Recuerdo una noche de verano en que sonreías con los ojos, y durante mi viaje a Siberia pensé que no volvería a ver esa curiosa sonrisa. Poppy, you never get it right.
En el trayecto del tren no pude evitar mirar al horizonte y sonreír al recordar tus bromas. Llegué a Siberia, y tuve que empezar todo de nuevo. Mentiría si te dijera que lo pasé mal. Siberia es muy bonito: todo blanco, callado... y muy formal. No sabes qué va a pasar cada día, y tienes que llevar pieles muy gordas por si acaso el día sale rana. Se bebe vodka y vino caliente. El caso es que me gustó, y pese al frío me aclimaté. Sobrellevé la estancia bastante bien y conservo aún buenos amigos de esos tiempos; hasta confío en algún momento presentártelos.

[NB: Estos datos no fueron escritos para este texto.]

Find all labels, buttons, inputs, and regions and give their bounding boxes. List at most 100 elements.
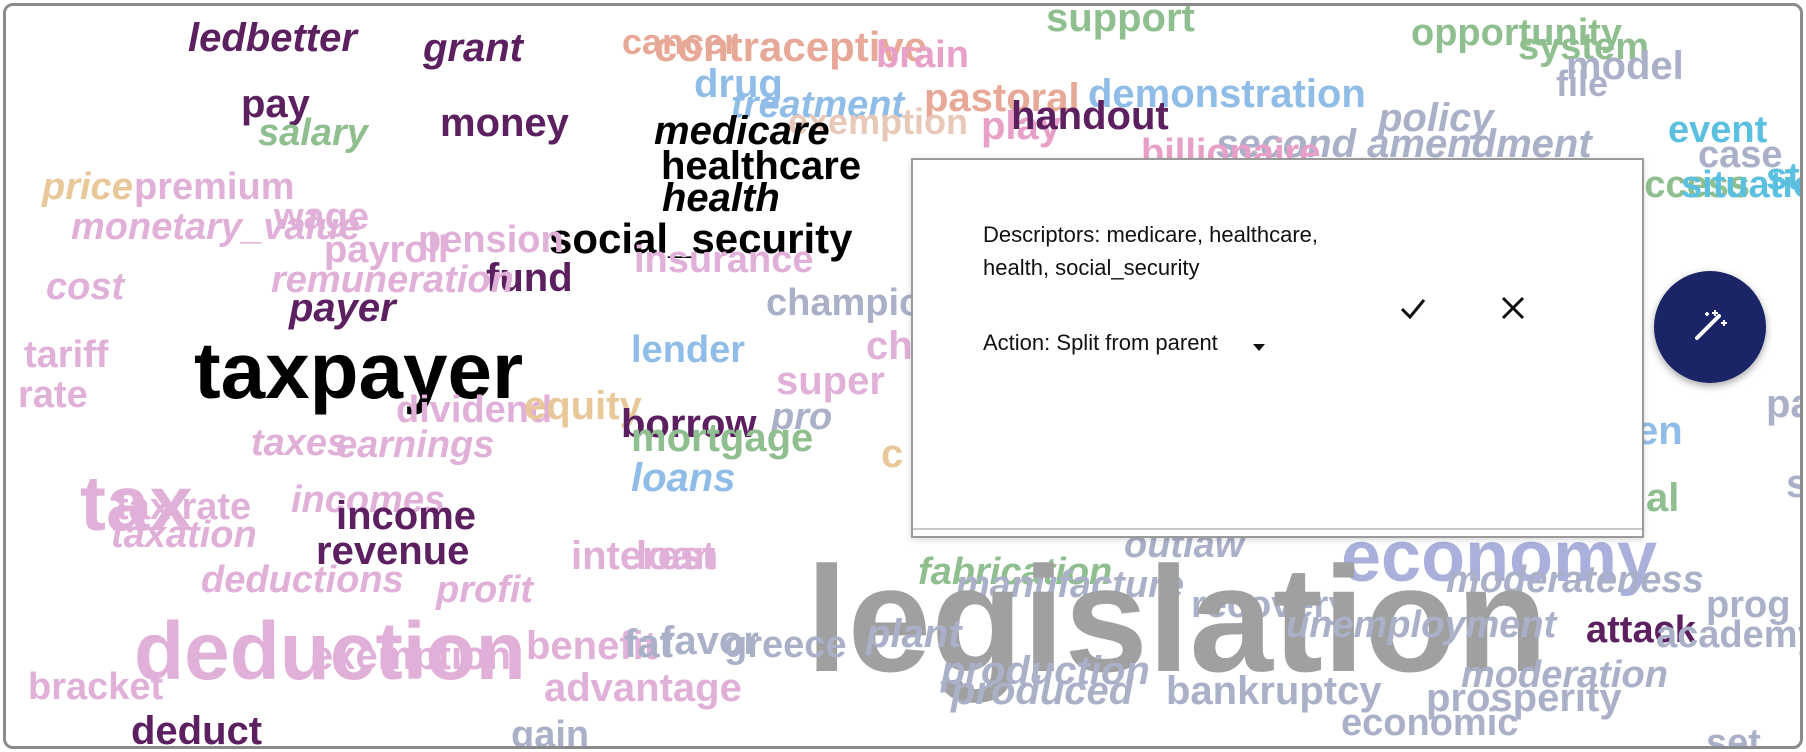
cloud-word[interactable]: deduction xyxy=(134,606,526,697)
cloud-word[interactable]: grant xyxy=(423,26,523,70)
cloud-word[interactable]: model xyxy=(1566,44,1684,88)
cloud-word[interactable]: ledbetter xyxy=(188,16,357,60)
cloud-word[interactable]: pastoral xyxy=(924,76,1080,120)
cloud-word[interactable]: contraceptive xyxy=(654,23,928,70)
cloud-word[interactable]: drug xyxy=(694,62,783,106)
confirm-button[interactable] xyxy=(1393,290,1433,330)
cloud-word[interactable]: treatment xyxy=(731,84,905,126)
cloud-word[interactable]: economic xyxy=(1341,702,1519,744)
cloud-word[interactable]: brain xyxy=(876,34,969,76)
cloud-word[interactable]: health xyxy=(662,176,780,220)
cloud-word[interactable]: taxpayer xyxy=(194,326,524,415)
cloud-word[interactable]: pay xyxy=(241,82,310,126)
cloud-word[interactable]: policy xyxy=(1378,96,1494,140)
cloud-word[interactable]: moderateness xyxy=(1446,559,1704,601)
cloud-word[interactable]: greece xyxy=(724,624,847,666)
cloud-word[interactable]: fund xyxy=(486,256,573,300)
cloud-word[interactable]: play xyxy=(981,104,1062,148)
cloud-word[interactable]: manufacture xyxy=(956,564,1185,606)
cloud-word[interactable]: prog xyxy=(1706,584,1791,626)
cloud-word[interactable]: system xyxy=(1518,26,1649,68)
cloud-word[interactable]: social_security xyxy=(549,215,853,262)
cloud-word[interactable]: monetary_value xyxy=(71,206,361,248)
cloud-word[interactable]: loans xyxy=(631,456,736,500)
cloud-word[interactable]: exemption xyxy=(311,634,512,678)
cloud-word[interactable]: exemption xyxy=(788,101,969,142)
cloud-word[interactable]: second amendment xyxy=(1216,122,1592,166)
action-select[interactable]: Split from parent xyxy=(1056,330,1266,355)
cloud-word[interactable]: fat xyxy=(624,622,673,666)
cloud-word[interactable]: al xyxy=(1646,476,1680,520)
cloud-word[interactable]: set xyxy=(1706,722,1761,749)
cloud-word[interactable]: healthcare xyxy=(661,144,862,188)
cloud-word[interactable]: deductions xyxy=(201,559,404,601)
cloud-word[interactable]: lender xyxy=(631,329,746,371)
cloud-word[interactable]: academy xyxy=(1656,614,1803,656)
cloud-word[interactable]: bankruptcy xyxy=(1166,669,1382,713)
cloud-word[interactable]: legislation xyxy=(806,535,1548,703)
cloud-word[interactable]: demonstration xyxy=(1088,72,1366,116)
cloud-word[interactable]: earnings xyxy=(336,424,495,466)
cloud-word[interactable]: cost xyxy=(46,266,125,308)
cloud-word[interactable]: payroll xyxy=(324,229,449,271)
cloud-word[interactable]: loan xyxy=(636,534,719,578)
cloud-word[interactable]: tariff xyxy=(24,334,109,376)
cloud-word[interactable]: produced xyxy=(951,669,1134,713)
cloud-word[interactable]: st xyxy=(1766,156,1800,198)
cloud-word[interactable]: tax rate xyxy=(116,486,252,528)
cloud-word[interactable]: equity xyxy=(524,384,642,428)
cloud-word[interactable]: money xyxy=(440,101,569,145)
cloud-word[interactable]: medicare xyxy=(654,109,830,153)
cloud-word[interactable]: file xyxy=(1556,63,1609,104)
cloud-word[interactable]: cancer xyxy=(622,21,739,62)
cloud-word[interactable]: borrow xyxy=(621,402,757,446)
cloud-word[interactable]: tax xyxy=(80,459,193,547)
cloud-word[interactable]: event xyxy=(1668,109,1768,151)
cloud-word[interactable]: mortgage xyxy=(631,416,814,460)
cloud-word[interactable]: pension xyxy=(418,219,564,261)
cloud-word[interactable]: favor xyxy=(661,619,759,663)
cloud-word[interactable]: income xyxy=(336,494,477,538)
cloud-word[interactable]: super xyxy=(776,359,885,403)
cloud-word[interactable]: incomes xyxy=(291,479,446,521)
cloud-word[interactable]: revenue xyxy=(316,529,470,573)
cloud-word[interactable]: premium xyxy=(134,166,295,208)
cloud-word[interactable]: rate xyxy=(18,374,88,416)
cloud-word[interactable]: wage xyxy=(274,196,370,238)
cloud-word[interactable]: bracket xyxy=(28,666,164,708)
cloud-word[interactable]: gain xyxy=(511,714,590,749)
cloud-word[interactable]: ch xyxy=(866,324,913,368)
cloud-word[interactable]: taxes xyxy=(251,422,349,464)
cloud-word[interactable]: advantage xyxy=(544,666,742,710)
cloud-word[interactable]: price xyxy=(42,166,133,208)
cloud-word[interactable]: moderation xyxy=(1461,654,1668,696)
cloud-word[interactable]: unemployment xyxy=(1286,604,1557,646)
cloud-word[interactable]: insurance xyxy=(634,239,814,281)
cloud-word[interactable]: c xyxy=(881,432,904,476)
cancel-button[interactable] xyxy=(1493,290,1533,330)
cloud-word[interactable]: opportunity xyxy=(1411,12,1623,54)
cloud-word[interactable]: taxation xyxy=(111,514,257,556)
cloud-word[interactable]: s xyxy=(1786,464,1800,504)
cloud-word[interactable]: interest xyxy=(571,534,716,578)
cloud-word[interactable]: recovery xyxy=(1191,584,1350,626)
cloud-word[interactable]: attack xyxy=(1586,609,1696,651)
cloud-word[interactable]: handout xyxy=(1011,94,1169,138)
cloud-word[interactable]: prosperity xyxy=(1426,676,1622,720)
cloud-word[interactable]: remuneration xyxy=(271,259,514,301)
cloud-word[interactable]: benefit xyxy=(526,624,658,668)
cloud-word[interactable]: production xyxy=(941,649,1150,693)
cloud-word[interactable]: payer xyxy=(289,286,396,330)
magic-action-button[interactable] xyxy=(1654,271,1766,383)
cloud-word[interactable]: profit xyxy=(436,569,534,611)
cloud-word[interactable]: pa xyxy=(1766,382,1800,426)
cloud-word[interactable]: fabrication xyxy=(918,551,1113,593)
cloud-word[interactable]: situation xyxy=(1681,164,1800,206)
cloud-word[interactable]: deduct xyxy=(131,709,263,749)
cloud-word[interactable]: pro xyxy=(771,396,833,438)
cloud-word[interactable]: case xyxy=(1698,134,1783,176)
cloud-word[interactable]: dividend xyxy=(396,389,553,431)
cloud-word[interactable]: plant xyxy=(866,612,962,656)
cloud-word[interactable]: support xyxy=(1046,3,1195,40)
cloud-word[interactable]: salary xyxy=(258,112,368,154)
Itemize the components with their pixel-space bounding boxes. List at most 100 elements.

Pero el frío... yo no puedo vivir en el frío eternamente. Y los siberianos son muy fríos. Yo echaba de menos demasiadas cosas, así que te envié una carta lo antes posible, por probar. Salió bien. Y reconozco que verte fue despertar del suave letargo que provoca el invierno siberiano. Contigo llegaron las risas, los colores y el sol. Ese sol que besa la piel y las manos y que nos deja a todos morenos como si de carmín se trataran sus caricias. Y cuando volví a Siberia, era ya época de deshielo, y ese hechizo azul y verde ya no tenía la fuerza de antaño.
No sé cómo funciona, quizá todo esto estuvo latente en la línea del tiempo, y el sol y el calor acabaron con su hibernación. Quizá. Es posible que fuera como uno de esos pájaros que resurgen de sus cenizas... o simplemente el tiempo meteorológico actúa de interruptor: encendiendo y apagando a su antojo. Me recuerdan que en la costa se beben Daikiris, Mojitos y Caipirinhas... hace tiempo que no tomo ninguno.